Penyelidikan Terkait Perusakan Portal Akses Bendungan Lahor
Polisi telah memeriksa HW alias Dur terkait dugaan perusakan portal akses bendungan di wilayah Malang. Pemeriksaan ini dilakukan sebagai bagian dari proses penyelidikan yang sedang berlangsung. Pelaku, yang dikenal dengan nama HW alias Dur, bersikap kooperatif selama pemeriksaan dan memberikan keterangan kepada penyidik.
Kaur Bin Ops (KBO) Satreskrim Polres Malang, Iptu Transtoto Argo menjelaskan bahwa pemeriksaan terhadap HW alias Dur merupakan bagian dari rangkaian proses penyelidikan.
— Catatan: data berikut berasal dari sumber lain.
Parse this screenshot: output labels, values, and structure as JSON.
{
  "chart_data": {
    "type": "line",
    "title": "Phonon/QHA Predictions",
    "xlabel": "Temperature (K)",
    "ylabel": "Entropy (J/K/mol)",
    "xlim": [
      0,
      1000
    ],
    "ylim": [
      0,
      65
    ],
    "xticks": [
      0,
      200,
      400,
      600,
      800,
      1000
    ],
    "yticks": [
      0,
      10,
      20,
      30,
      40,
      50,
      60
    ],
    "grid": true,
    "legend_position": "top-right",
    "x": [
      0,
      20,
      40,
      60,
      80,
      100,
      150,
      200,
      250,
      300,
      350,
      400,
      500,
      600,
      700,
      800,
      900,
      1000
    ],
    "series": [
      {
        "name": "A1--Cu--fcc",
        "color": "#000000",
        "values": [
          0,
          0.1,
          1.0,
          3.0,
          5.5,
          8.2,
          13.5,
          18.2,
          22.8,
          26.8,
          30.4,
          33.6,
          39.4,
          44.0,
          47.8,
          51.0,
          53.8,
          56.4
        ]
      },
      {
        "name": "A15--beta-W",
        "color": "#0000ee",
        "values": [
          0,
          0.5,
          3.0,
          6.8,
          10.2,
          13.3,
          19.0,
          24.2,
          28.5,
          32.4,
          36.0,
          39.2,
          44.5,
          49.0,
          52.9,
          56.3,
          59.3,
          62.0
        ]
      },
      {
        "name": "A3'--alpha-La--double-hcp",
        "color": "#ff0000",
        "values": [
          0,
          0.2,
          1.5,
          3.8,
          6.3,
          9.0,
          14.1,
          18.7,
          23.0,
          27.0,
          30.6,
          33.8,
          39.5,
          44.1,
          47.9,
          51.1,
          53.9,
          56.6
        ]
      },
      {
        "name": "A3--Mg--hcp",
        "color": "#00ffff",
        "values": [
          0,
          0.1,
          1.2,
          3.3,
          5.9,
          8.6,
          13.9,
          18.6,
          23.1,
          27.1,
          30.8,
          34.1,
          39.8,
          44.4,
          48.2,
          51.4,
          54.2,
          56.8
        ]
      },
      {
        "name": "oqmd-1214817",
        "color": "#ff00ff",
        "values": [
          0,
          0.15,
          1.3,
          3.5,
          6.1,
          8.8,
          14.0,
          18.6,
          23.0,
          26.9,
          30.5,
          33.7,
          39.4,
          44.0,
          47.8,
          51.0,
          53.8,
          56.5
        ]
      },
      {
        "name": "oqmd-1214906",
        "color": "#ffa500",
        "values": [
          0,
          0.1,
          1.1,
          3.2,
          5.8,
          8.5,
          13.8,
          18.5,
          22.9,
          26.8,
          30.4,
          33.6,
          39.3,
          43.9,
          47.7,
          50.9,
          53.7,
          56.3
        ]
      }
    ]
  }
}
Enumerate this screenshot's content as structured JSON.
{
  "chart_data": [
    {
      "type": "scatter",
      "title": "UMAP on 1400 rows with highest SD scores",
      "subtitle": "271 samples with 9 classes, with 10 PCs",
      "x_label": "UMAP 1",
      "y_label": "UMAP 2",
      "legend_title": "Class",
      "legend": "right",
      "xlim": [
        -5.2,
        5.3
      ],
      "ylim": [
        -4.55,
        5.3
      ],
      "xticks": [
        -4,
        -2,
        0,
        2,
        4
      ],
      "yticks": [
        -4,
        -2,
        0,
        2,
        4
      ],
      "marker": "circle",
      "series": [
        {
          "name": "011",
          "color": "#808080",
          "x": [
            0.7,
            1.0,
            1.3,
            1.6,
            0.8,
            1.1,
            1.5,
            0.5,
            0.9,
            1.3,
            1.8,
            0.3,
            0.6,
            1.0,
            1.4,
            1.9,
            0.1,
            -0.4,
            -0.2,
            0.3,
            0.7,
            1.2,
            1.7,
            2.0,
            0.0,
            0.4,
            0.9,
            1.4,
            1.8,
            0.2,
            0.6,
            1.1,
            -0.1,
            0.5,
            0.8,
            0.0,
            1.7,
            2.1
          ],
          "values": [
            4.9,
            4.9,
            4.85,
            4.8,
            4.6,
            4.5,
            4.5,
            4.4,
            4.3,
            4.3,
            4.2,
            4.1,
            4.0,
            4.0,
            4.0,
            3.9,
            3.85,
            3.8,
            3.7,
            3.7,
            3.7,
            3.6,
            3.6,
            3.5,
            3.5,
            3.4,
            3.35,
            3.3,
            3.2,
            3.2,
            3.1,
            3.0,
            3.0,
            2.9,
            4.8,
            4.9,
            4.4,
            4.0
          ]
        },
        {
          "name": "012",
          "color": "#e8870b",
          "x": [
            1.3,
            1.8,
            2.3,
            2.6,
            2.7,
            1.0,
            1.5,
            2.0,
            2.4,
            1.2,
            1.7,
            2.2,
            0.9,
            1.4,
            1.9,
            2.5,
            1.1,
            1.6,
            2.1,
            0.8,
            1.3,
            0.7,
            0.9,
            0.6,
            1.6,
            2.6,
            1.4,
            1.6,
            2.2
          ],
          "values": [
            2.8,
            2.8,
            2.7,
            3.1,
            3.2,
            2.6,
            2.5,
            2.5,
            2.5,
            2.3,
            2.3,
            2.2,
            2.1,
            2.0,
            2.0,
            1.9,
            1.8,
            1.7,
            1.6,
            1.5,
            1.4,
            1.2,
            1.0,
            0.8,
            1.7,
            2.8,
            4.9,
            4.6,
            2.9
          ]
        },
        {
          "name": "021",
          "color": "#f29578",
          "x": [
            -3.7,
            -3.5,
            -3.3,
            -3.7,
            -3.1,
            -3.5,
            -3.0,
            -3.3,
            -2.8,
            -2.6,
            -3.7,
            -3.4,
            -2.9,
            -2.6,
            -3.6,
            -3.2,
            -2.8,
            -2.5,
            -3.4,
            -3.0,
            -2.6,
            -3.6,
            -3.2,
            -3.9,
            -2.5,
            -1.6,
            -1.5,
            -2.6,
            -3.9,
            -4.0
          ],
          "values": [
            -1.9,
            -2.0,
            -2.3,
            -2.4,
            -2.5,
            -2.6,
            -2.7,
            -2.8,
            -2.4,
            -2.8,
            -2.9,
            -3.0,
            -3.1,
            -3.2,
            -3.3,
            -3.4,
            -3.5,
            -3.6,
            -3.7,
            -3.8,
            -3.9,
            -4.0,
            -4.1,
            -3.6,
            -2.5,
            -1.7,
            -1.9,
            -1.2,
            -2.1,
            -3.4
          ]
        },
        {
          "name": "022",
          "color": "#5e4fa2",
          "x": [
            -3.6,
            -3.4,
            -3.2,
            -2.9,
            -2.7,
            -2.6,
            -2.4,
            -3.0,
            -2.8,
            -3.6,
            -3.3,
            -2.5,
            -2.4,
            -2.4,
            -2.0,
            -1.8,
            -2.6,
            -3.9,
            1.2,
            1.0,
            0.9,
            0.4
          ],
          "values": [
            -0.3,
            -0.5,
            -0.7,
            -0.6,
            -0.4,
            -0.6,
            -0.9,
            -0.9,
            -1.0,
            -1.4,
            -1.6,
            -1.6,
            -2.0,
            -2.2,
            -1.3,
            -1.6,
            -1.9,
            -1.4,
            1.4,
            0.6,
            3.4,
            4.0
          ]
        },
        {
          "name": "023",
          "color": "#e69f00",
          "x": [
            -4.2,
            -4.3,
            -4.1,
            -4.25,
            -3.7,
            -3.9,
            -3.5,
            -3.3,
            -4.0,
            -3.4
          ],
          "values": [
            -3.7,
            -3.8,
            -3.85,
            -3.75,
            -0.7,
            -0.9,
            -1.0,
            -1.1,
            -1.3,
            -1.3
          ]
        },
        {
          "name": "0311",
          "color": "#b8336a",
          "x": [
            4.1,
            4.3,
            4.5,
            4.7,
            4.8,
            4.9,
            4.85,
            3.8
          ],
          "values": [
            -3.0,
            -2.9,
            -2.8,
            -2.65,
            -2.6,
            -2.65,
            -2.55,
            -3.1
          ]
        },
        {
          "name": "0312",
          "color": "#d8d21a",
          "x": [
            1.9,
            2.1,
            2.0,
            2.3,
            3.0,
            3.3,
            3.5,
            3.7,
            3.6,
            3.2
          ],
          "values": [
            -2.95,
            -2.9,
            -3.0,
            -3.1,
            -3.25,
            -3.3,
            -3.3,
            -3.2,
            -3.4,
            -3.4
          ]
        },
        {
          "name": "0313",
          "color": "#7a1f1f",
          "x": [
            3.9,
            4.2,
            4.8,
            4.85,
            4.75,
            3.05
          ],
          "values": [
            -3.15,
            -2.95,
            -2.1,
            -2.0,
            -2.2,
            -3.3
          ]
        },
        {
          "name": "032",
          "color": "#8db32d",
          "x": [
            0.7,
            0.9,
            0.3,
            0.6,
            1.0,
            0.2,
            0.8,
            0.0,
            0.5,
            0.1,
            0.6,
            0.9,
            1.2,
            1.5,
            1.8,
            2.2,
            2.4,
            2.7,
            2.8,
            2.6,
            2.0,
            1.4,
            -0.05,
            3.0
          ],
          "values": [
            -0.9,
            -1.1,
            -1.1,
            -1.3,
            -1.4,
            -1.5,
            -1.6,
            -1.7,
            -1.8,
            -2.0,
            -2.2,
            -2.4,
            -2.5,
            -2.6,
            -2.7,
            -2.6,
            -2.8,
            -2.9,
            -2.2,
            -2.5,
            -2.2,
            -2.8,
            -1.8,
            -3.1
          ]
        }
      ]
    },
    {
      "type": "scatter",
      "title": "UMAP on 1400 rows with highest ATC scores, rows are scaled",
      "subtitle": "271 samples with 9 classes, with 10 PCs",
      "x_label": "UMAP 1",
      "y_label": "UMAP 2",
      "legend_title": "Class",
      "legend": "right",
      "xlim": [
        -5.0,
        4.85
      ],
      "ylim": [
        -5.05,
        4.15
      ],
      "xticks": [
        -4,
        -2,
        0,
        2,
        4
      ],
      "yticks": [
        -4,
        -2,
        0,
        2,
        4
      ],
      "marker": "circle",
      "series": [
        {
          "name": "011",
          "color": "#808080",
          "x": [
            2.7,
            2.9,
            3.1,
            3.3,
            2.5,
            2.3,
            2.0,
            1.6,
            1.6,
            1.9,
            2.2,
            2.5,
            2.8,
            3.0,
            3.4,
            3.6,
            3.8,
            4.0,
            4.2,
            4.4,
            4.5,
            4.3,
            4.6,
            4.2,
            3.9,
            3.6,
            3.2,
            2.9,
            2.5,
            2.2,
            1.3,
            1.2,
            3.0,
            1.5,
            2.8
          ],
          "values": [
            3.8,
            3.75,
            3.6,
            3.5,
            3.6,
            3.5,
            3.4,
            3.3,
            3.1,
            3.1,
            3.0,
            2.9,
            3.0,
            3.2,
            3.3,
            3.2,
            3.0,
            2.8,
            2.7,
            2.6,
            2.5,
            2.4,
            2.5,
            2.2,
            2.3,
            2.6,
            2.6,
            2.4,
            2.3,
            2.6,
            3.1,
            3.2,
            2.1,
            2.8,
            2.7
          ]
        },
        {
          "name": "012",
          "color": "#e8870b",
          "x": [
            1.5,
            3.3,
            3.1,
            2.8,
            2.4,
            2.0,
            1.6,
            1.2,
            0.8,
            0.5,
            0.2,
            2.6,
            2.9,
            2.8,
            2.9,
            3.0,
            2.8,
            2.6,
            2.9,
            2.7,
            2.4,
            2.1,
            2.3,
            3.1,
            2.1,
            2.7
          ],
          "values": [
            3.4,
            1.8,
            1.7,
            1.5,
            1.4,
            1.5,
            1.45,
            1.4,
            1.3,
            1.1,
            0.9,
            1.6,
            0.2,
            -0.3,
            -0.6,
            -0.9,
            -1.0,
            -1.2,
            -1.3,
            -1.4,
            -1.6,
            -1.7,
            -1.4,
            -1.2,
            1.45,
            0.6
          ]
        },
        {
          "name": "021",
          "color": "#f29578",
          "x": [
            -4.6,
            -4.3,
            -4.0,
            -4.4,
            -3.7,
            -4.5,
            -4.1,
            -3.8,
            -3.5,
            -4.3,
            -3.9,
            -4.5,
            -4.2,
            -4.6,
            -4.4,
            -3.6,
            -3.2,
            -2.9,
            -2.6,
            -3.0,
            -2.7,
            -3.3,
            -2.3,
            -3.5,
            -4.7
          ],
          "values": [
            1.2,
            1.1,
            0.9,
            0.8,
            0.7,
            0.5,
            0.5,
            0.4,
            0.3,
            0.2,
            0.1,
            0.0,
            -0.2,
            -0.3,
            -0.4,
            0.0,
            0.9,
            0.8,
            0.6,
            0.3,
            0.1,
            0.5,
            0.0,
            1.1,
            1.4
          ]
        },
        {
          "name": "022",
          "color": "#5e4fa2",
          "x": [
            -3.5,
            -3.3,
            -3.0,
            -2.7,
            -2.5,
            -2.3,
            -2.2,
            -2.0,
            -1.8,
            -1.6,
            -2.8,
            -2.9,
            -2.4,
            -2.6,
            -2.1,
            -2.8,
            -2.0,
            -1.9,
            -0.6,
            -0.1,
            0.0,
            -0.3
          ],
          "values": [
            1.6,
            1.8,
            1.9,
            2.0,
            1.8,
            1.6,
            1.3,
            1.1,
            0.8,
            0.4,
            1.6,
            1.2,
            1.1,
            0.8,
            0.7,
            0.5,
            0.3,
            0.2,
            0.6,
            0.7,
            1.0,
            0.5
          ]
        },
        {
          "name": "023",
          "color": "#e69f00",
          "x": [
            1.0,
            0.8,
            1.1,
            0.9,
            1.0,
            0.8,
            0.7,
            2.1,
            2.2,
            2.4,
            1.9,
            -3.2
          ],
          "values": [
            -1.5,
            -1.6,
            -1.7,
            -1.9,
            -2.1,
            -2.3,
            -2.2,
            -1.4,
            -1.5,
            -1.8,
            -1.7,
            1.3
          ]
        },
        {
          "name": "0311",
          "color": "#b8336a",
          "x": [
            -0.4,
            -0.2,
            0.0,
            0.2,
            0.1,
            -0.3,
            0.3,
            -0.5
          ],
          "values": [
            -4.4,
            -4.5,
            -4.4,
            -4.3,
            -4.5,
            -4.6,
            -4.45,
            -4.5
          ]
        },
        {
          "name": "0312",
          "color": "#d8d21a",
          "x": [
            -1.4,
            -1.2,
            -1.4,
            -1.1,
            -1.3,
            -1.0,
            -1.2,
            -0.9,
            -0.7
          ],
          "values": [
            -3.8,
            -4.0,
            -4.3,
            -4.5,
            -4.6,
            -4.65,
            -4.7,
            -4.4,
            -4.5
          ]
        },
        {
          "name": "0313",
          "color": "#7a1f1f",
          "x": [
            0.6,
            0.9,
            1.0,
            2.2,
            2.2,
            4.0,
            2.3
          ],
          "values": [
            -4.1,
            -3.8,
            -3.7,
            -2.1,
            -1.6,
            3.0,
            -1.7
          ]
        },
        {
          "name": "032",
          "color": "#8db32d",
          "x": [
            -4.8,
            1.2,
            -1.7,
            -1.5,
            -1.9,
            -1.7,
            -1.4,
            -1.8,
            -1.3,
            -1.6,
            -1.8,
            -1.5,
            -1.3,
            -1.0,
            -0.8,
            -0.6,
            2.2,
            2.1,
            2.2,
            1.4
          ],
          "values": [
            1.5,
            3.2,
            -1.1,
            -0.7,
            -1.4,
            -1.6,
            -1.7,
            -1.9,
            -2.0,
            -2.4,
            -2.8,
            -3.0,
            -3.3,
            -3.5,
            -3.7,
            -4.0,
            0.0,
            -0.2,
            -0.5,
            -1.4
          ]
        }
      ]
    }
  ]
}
Menurutnya, saat ini proses masih dalam tahap penyelidikan. Ia juga menyampaikan bahwa setelah pemeriksaan, langkah berikutnya adalah gelar perkara. Gelar perkara akan menjadi langkah hukum untuk menentukan status hukum terlapor.
Pemeriksaan terhadap HW alias Dur dilakukan pada Senin (6/4/2026). Hal ini dilakukan oleh Satreskrim Polres Malang, yang sebelumnya telah melakukan beberapa langkah penyelidikan. Langkah-langkah tersebut antara lain:
- Mendatangi dan melakukan pengecekan di tempat kejadian perkara (TKP)
- Mengamankan sejumlah barang bukti di TKP
- Meminta keterangan dari sepuluh orang saksi
Kejadian perusakan portal akses bendungan Lahor terjadi pada Senin (30/3/2026). Portal akses yang menghubungkan antara Malang dan Blitar ini dirusak oleh HW alias Dur. Akibatnya, penarikan tarif karcis secara non-tunai tidak dilakukan selama beberapa hari.
Pihak pengelola bendungan merasa dirugikan karena kendaraan baik roda dua maupun empat bebas keluar masuk ke pintu masuk bendungan. Hal ini menimbulkan kekhawatiran terhadap keamanan dan kondisi struktur bangunan bendungan.
Perum Jasa Tirta I, yang bertanggung jawab atas pengelolaan bendungan, khawatir jika kendaraan dengan tonase berlebih melintas ke bendungan. Karena hal ini dapat berdampak negatif terhadap struktur bangunan. Oleh karena itu, pihak pengelola sangat memperhatikan keamanan dan keselamatan dari bendungan tersebut.
Selain itu, kejadian ini juga memicu perhatian masyarakat terhadap keamanan infrastruktur penting seperti bendungan. Masyarakat berharap pihak berwajib dapat segera menyelesaikan kasus ini dan memberikan tindakan hukum yang sesuai.
Dalam proses penyelidikan, polisi tetap berkomitmen untuk menjalankan prosedur hukum secara transparan dan akuntabel. Seluruh informasi yang diperoleh dari saksi-saksi dan barang bukti akan digunakan sebagai dasar untuk menentukan status hukum terlapor.
Sebagai bagian dari proses penyelidikan, pihak kepolisian juga akan memastikan bahwa semua fakta yang relevan telah dikumpulkan dan diproses dengan baik. Dengan demikian, keputusan yang diambil akan berdasarkan bukti-bukti yang kuat dan dapat dipertanggungjawabkan.
Hingga saat ini, pihak kepolisian masih dalam proses penyelidikan dan belum menetapkan status tersangka bagi HW alias Dur. Namun, setelah gelar perkara dilakukan, akan ada kejelasan tentang status hukum terlapor.